[lbo-talk] A Glimpse into the Fate of Ph.D's currently

Alan P. Rudy alan.rudy at gmail.com
Wed Jun 13 07:30:26 PDT 2012


On Tuesday, June 12, 2012 at 6:33 PM, 123hop at comcast.net wrote:
> Academia is largely a status game.
>
> Joanna
>
> ----- Original Message -----
> doesn't it just kill ya that sociologists pull that shit. I watched it up
> close at HWS. the woman to whom it happened is a nurse-midwife now! I
> remember having conversations about the topic - about the way *other*
> organizations managed to ignore structural factors and blame individuals
> for their "failure" to land a tenure track when the sheepskin was still,
> uh, warm? And then watched them turn around and do it.
>
> even better was the time the hiring committee - hiring for a position in a
> department that wanted to cultivate a rep for studying CREG (class race,
> ethnicity, gender) -- pondered whether someone from a community college
> background was, you know, not such a great choice because, well, you know,
> how could she be any good if she started out in a community college. @@
> fucking idiots.
>
>
>

Yes, it kills me… for quite a few years after working through my PhD program, I was not prepared to realize that most sociologists had received (or if they received it, resisted) the kind of critical, political, post-disciplinary, theory-driven and movement/change-focused training I had. I thought the people were taught both that sociology was born in the fire that destroyed the foundations of the utilitarian individualism that undergirds free markets, free ballots and free thought AND that the field necessitated auto-critical reflection and practice… could not have been more wrong. At the same time, because of the particulars of my background, training and proclivities, I had absolutely no idea how unbelievable radical just plain ol' boring mainstream descriptive sociology was to most Americans.

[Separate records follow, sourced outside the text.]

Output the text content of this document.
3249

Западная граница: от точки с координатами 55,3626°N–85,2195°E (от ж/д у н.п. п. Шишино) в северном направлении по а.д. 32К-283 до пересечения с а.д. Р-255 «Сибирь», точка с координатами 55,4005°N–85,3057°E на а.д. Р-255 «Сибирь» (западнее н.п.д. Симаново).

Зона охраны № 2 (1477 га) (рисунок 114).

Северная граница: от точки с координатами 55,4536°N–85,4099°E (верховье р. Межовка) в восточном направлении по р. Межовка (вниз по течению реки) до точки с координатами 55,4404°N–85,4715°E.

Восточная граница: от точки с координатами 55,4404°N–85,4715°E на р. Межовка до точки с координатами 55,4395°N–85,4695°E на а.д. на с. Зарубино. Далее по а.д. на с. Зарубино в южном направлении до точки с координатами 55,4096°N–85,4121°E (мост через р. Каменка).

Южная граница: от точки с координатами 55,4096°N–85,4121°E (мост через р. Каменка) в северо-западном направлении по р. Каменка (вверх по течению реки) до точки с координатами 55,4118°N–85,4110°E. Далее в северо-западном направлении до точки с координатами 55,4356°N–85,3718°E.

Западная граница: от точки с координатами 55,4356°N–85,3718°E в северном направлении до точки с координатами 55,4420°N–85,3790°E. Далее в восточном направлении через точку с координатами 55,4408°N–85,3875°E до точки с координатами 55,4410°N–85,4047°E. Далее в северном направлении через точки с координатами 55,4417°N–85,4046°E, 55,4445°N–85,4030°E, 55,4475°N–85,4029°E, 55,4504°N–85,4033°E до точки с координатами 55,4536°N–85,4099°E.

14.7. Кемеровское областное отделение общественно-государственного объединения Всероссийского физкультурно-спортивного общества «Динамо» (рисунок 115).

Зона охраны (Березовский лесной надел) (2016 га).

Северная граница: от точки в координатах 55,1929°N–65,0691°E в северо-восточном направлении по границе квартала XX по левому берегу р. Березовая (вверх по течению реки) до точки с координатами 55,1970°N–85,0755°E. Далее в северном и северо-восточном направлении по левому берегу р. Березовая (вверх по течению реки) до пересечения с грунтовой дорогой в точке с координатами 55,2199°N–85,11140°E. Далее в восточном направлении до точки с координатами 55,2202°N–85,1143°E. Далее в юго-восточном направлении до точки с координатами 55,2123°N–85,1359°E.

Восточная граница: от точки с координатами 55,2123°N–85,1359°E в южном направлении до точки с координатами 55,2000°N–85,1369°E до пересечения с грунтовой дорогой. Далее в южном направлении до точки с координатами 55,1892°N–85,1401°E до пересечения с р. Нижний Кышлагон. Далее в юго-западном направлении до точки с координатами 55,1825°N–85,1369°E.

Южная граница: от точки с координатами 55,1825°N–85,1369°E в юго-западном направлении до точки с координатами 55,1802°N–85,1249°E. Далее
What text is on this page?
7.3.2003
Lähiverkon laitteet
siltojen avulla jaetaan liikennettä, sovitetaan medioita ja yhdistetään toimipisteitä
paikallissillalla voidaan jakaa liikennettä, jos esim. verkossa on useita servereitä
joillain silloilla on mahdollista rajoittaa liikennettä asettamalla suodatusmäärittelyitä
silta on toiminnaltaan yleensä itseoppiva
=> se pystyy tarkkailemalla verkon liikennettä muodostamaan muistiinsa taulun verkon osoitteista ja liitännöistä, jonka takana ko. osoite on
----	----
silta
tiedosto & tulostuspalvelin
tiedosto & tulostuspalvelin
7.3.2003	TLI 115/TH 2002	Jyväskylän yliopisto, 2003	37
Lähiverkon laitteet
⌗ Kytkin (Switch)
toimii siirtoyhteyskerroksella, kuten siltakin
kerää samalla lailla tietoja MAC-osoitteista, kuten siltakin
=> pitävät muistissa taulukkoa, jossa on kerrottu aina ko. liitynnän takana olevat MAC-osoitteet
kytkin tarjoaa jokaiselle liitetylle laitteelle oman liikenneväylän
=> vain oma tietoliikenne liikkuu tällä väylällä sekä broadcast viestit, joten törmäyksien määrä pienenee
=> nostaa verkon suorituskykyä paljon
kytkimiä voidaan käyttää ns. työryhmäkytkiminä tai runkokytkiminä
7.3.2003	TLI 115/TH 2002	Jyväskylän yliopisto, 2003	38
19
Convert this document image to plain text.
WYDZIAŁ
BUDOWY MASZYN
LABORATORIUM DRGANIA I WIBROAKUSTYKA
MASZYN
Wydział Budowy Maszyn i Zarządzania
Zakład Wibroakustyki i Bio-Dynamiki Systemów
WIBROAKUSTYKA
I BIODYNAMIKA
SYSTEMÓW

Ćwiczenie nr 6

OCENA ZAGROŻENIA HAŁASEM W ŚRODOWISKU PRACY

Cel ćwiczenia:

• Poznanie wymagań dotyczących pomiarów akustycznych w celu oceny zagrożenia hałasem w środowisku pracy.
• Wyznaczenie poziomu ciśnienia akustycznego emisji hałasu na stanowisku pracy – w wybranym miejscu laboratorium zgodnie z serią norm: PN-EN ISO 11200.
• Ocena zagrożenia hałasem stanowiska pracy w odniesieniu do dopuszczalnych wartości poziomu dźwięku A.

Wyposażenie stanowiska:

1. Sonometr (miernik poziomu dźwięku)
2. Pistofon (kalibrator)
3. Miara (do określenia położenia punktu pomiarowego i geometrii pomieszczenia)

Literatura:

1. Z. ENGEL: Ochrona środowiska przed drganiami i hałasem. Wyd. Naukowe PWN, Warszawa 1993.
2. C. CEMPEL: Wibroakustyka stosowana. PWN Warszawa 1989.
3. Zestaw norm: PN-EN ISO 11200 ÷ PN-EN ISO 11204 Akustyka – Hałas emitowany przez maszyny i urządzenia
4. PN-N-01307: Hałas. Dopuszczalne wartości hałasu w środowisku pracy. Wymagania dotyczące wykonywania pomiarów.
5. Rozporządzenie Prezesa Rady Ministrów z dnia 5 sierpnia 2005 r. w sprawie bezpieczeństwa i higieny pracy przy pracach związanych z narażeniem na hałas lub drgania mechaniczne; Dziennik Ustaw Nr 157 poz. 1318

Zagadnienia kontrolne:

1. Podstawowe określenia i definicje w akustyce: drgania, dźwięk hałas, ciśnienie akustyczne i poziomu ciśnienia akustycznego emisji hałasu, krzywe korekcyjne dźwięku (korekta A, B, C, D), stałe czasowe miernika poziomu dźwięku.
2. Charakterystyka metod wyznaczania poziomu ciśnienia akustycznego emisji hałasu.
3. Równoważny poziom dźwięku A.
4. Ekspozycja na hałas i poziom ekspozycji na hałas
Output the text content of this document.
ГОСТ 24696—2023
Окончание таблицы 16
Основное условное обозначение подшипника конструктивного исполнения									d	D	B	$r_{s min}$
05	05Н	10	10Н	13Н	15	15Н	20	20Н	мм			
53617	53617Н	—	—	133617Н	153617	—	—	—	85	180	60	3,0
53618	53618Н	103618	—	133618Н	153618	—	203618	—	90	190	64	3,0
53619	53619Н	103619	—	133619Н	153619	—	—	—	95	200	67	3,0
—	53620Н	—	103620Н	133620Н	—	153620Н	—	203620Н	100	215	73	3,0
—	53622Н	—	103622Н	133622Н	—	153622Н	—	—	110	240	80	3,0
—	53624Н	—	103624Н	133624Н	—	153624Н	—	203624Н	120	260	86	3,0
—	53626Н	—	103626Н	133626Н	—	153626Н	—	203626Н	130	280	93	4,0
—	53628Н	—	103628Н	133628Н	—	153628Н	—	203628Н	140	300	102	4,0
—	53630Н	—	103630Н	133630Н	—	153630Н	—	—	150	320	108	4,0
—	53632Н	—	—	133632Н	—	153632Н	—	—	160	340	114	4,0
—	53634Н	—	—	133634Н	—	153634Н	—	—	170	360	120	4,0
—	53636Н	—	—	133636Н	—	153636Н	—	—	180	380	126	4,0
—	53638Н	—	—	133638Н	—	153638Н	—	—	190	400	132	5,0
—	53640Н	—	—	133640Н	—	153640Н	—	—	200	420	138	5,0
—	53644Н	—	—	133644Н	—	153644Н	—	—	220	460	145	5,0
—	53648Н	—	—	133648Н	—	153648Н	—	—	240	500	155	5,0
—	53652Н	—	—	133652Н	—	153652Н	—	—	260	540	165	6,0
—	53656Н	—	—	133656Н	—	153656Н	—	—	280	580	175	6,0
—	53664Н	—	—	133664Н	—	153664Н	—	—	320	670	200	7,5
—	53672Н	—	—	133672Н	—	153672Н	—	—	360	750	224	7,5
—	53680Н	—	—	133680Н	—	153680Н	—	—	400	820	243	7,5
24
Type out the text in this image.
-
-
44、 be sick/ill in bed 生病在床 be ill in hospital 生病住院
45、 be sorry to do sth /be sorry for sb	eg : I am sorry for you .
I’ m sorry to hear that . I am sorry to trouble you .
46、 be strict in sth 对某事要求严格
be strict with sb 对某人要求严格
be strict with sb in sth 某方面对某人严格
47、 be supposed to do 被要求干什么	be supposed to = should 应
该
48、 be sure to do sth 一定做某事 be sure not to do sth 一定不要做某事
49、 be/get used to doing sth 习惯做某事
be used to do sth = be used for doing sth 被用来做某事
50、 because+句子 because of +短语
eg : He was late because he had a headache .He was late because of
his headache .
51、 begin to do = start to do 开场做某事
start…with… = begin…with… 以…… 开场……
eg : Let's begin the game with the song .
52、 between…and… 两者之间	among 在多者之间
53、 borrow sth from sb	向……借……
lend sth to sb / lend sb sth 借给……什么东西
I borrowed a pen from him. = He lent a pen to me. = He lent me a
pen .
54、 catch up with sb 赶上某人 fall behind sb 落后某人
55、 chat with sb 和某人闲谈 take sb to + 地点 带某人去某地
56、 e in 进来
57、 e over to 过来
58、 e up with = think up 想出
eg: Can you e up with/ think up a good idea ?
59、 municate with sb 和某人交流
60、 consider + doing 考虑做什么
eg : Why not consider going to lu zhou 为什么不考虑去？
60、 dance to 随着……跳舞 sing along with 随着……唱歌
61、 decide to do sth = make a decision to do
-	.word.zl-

But I also think the "pull that shit" and "academia is largely a status game" view _can_ be too glib. Yes, they do that and it is that, where are knowledges no suborned and statuses not central?… but I also think that the work process is really important as well. Just like all sorts of people who are well aware that SATs correlate not one bit to native intelligence use SATs/GREs/MCATs as a first cut because to do otherwise is to 1) utterly wear yourself out and 2) staggeringly prolong the application/acceptance process, my sense is that many committees - all-but overwhelmed with other things to do - use short cuts they don't like, and colleagues semi-regularly argue against for particular cases. I've seen some egregious stuff done in such committees and, while more rare, I've also seen people really fight for individual applicants deserving of a fair - rather than efficient - shake. Of course, I am not arguing that idiocy and bureaucratic contradictions are not hegemonic.